L’idée de ne pas avoir d’enfant est venue mais en l'offrant à la source, en lui confiant toutes les pensées de frustration ou en considérant cela de façon neutre, une autre vision plus positive, objective, est apparue. 
Celle du potentiel de renaissance offert dans cette incarnation et la certitude que ce choix de l’âme correspond tout à fait à celle du vrai moi. 
Cet alignement intérieur, cette unité des corps, cette communion avec l’âme vaut bien la relation parent/enfant. Elle en est l’origine, la quête et le potentiel de réalisation de l’être unifié. N’est-ce pas là un choix merveilleux ? En tous cas, il me réjouit autant qu’il me motive à être et à connaitre tout ce que je suis, à persévérer en cette voie de reconnaissance, de retour à la maison, à l’unité et l’harmonie.

Plus je suis dans l’accueil des pensées, émotions, dans la neutralité et moins ces bouffées de chaleur, que j’associe aux montées d’énergies, de l’énergie de vie, du désir, sont violentes. Ces derniers temps, cela s’était stabilisé et les symptômes des menstruations sont apparus mais j’ai pensé que c’était un problème rénal qui générait des douleurs à cet endroit.
Je ne m'attache plus aux croyances, anciennes ou nouvelles, je reste ouverte parce que les réponses viennent lorsqu'on est dans cet état de réceptivité, sans attentes mais juste dans la certitude d'être entendue, comprise et de pouvoir recevoir des réponses.



J’ai la sensation que mon âme me montre à quel point les symptômes ne peuvent pas être généralisés, le caractère aléatoire, fragile, des interprétations et surtout que le changement d’attitude face aux émotions amène des mouvements de l’énergie qui se répercutent sur le corps physique. 
Toutes les prises de conscience de ces derniers jours notamment au niveau de l’attachement aux croyances, de leur caractère aléatoire et changeant, de l’importance du lâcher prise, de ne pas chercher à interpréter les faits, vient aussi nourrir la notion de miracle, ou la foi en ‘tout est possible’. Tout est possible pour peu qu’on laisse l’âme faire, nous guider et qu’on lâche tout.

Le chat a passé la nuit avec moi et j’ai encore la sensation qu’il m’aide à réguler les énergies, à faire des mises à jour au niveau de la psyché sur le plan éthérique, énergétique. 

Il est évident que chaque prise de conscience, chaque fois qu’on lâche des anciennes croyances au niveau mental et qu’on laisse les émotions s’exprimer librement afin que l’énergie de vie puisse circuler de façon fluide, cela crée des sensations physiques, des symptômes, naturellement, puisque ce sont tous les corps qui s’ajustent aux nouvelles fréquences, à la nouvelle vibration. 
En ce sens, moins on s’accroche aux raisonnements, aux questions, aux interprétations mentales surtout quand il est paniqué et qu’il tente de comprendre quelque chose qui le dépasse et plus le processus est facilité.

Ce n’est pas du tout évident d’intégrer la lumière, ou d’élargir sa conscience, de digérer des nouvelles infos, parce que cela se fait sur tous les plans.
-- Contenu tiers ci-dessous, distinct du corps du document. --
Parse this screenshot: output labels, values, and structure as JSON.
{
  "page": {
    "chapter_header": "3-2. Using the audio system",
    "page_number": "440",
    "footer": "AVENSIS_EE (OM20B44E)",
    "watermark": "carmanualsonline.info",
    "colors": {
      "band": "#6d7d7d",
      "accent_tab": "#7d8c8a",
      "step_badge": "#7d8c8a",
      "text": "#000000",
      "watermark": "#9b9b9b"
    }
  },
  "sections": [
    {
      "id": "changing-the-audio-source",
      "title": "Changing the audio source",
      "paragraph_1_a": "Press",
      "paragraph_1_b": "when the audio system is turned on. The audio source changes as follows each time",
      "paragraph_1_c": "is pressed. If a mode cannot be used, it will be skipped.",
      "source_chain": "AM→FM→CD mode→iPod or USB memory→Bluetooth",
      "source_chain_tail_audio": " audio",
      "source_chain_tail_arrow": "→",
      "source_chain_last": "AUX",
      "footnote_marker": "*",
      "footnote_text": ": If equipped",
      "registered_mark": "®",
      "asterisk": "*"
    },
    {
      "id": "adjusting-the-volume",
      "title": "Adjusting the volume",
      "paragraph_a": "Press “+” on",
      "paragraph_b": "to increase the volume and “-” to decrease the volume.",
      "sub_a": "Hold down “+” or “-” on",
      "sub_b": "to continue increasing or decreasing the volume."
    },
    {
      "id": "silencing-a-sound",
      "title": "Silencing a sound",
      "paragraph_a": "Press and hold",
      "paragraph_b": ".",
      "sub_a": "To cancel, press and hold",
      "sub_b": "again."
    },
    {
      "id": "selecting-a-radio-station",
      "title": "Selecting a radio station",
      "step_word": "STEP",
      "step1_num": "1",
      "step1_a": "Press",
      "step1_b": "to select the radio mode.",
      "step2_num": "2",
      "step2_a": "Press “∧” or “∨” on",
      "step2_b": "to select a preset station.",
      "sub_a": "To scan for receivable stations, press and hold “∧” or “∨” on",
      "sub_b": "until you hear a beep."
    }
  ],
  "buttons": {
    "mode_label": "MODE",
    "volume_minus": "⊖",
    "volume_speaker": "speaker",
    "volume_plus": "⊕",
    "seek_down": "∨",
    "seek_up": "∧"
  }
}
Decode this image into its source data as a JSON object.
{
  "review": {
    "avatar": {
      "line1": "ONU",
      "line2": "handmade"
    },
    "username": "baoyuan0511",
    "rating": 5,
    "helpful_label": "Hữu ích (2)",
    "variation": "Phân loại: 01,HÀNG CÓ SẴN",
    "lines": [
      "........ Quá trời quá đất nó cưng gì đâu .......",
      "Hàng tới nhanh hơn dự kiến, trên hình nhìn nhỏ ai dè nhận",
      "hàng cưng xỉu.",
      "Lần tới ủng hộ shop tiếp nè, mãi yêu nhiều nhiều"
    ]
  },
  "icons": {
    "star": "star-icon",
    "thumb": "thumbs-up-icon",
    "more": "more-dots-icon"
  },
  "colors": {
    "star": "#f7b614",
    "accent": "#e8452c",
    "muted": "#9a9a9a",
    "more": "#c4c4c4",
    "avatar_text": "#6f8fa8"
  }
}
Le mental se sent perdu, il n’a plus les repères habituels et les anciennes stratégies n’ont plus rien de magique, au contraire, elles ne sont plus efficaces. Cette sensation de perte, de confusion mentale amène aussi une forme de résistance et les émotions vont être refoulées ou excessives. 
Les questions qui sont l’expression de la peur, du stress, vont générer des émotions en conséquences et si on s’identifie au mental émotionnel, si on s’attache aux raisonnements, aux interprétations, la panique va amplifier créant le chaos énergétique à l’intérieur. 
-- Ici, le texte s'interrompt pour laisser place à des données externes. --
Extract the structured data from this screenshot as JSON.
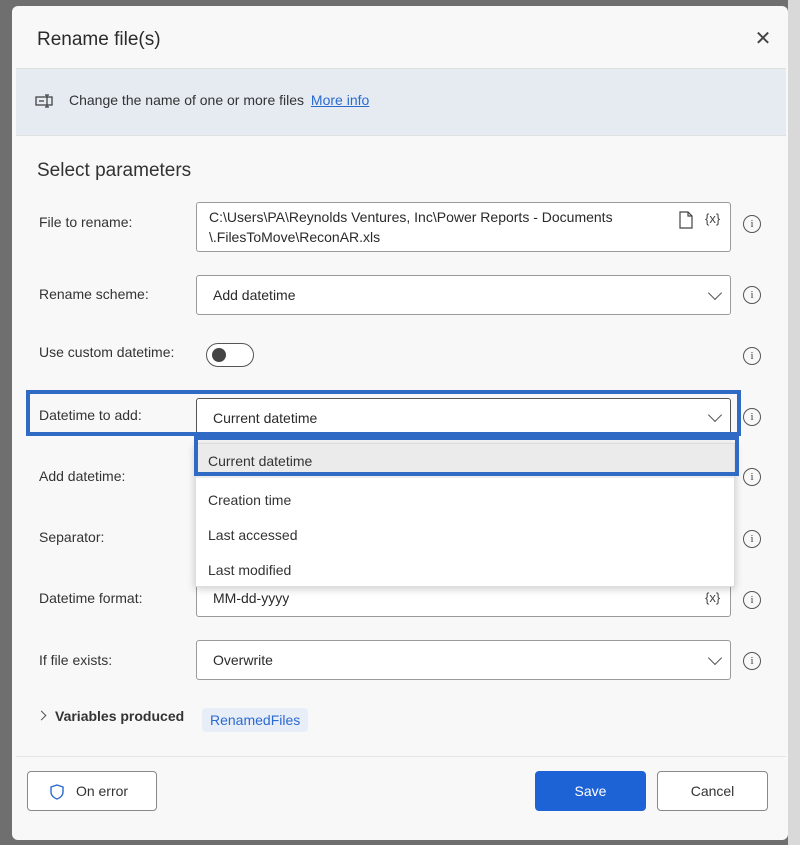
{
  "dialog": {
    "title": "Rename file(s)",
    "close_glyph": "✕",
    "info_text": "Change the name of one or more files",
    "more_info": "More info",
    "section_title": "Select parameters"
  },
  "fields": {
    "file_to_rename": {
      "label": "File to rename:",
      "value_line1": "C:\\Users\\PA\\Reynolds Ventures, Inc\\Power Reports - Documents",
      "value_line2": "\\.FilesToMove\\ReconAR.xls",
      "var_glyph": "{x}"
    },
    "rename_scheme": {
      "label": "Rename scheme:",
      "value": "Add datetime"
    },
    "use_custom_datetime": {
      "label": "Use custom datetime:",
      "state": "off"
    },
    "datetime_to_add": {
      "label": "Datetime to add:",
      "value": "Current datetime",
      "options": [
        "Current datetime",
        "Creation time",
        "Last accessed",
        "Last modified"
      ]
    },
    "add_datetime": {
      "label": "Add datetime:"
    },
    "separator": {
      "label": "Separator:"
    },
    "datetime_format": {
      "label": "Datetime format:",
      "value": "MM-dd-yyyy",
      "var_glyph": "{x}"
    },
    "if_file_exists": {
      "label": "If file exists:",
      "value": "Overwrite"
    }
  },
  "variables": {
    "label": "Variables produced",
    "tag": "RenamedFiles"
  },
  "footer": {
    "on_error": "On error",
    "save": "Save",
    "cancel": "Cancel"
  },
  "colors": {
    "accent": "#1e63d6",
    "highlight": "#2f6bc4",
    "link": "#2b6acf"
  }
}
Et comme nous attirons ce que nous rayonnons, la matière va aussi répondre à cela par effet miroir. C’est là où c’est important de connaitre les lois universelles, de résonance, d’attraction et l’effet miroir afin de ne pas focaliser sur le mental, de ne pas croire ce qu'il émet. C'est à mon sens ce que l'âme tente de nous enseigner, ce pouvoir de projection des pensées émotions, des énergies et la résonance, l'attraction, la puissance de l'intention, de la focalisation, de la vibration... 




Tant qu’on cherche la solution soit dans le mental, soit en changeant la situation au niveau physique, au niveau de la matière, on ne permet pas le changement, la guérison, le saut quantique. On lutte, on résiste, on tente de comprendre et l’énergie ne peut pas circuler, les émotions et les pensées s’auto-alimentent nourrissant le doute, la confusion et le mal-être.
Quand je ne comprends pas ce qui arrive, je sonde mon corps physique je ne cherche pas à tout prix la paix mais je me contente d’observer, de ressentir sans m’attacher à ce qui se manifeste, je laisse passer. 
Plutôt que d’enclencher le système de survie par les questions/réponses, qui créent une résistance énergétique je reste ouverte. 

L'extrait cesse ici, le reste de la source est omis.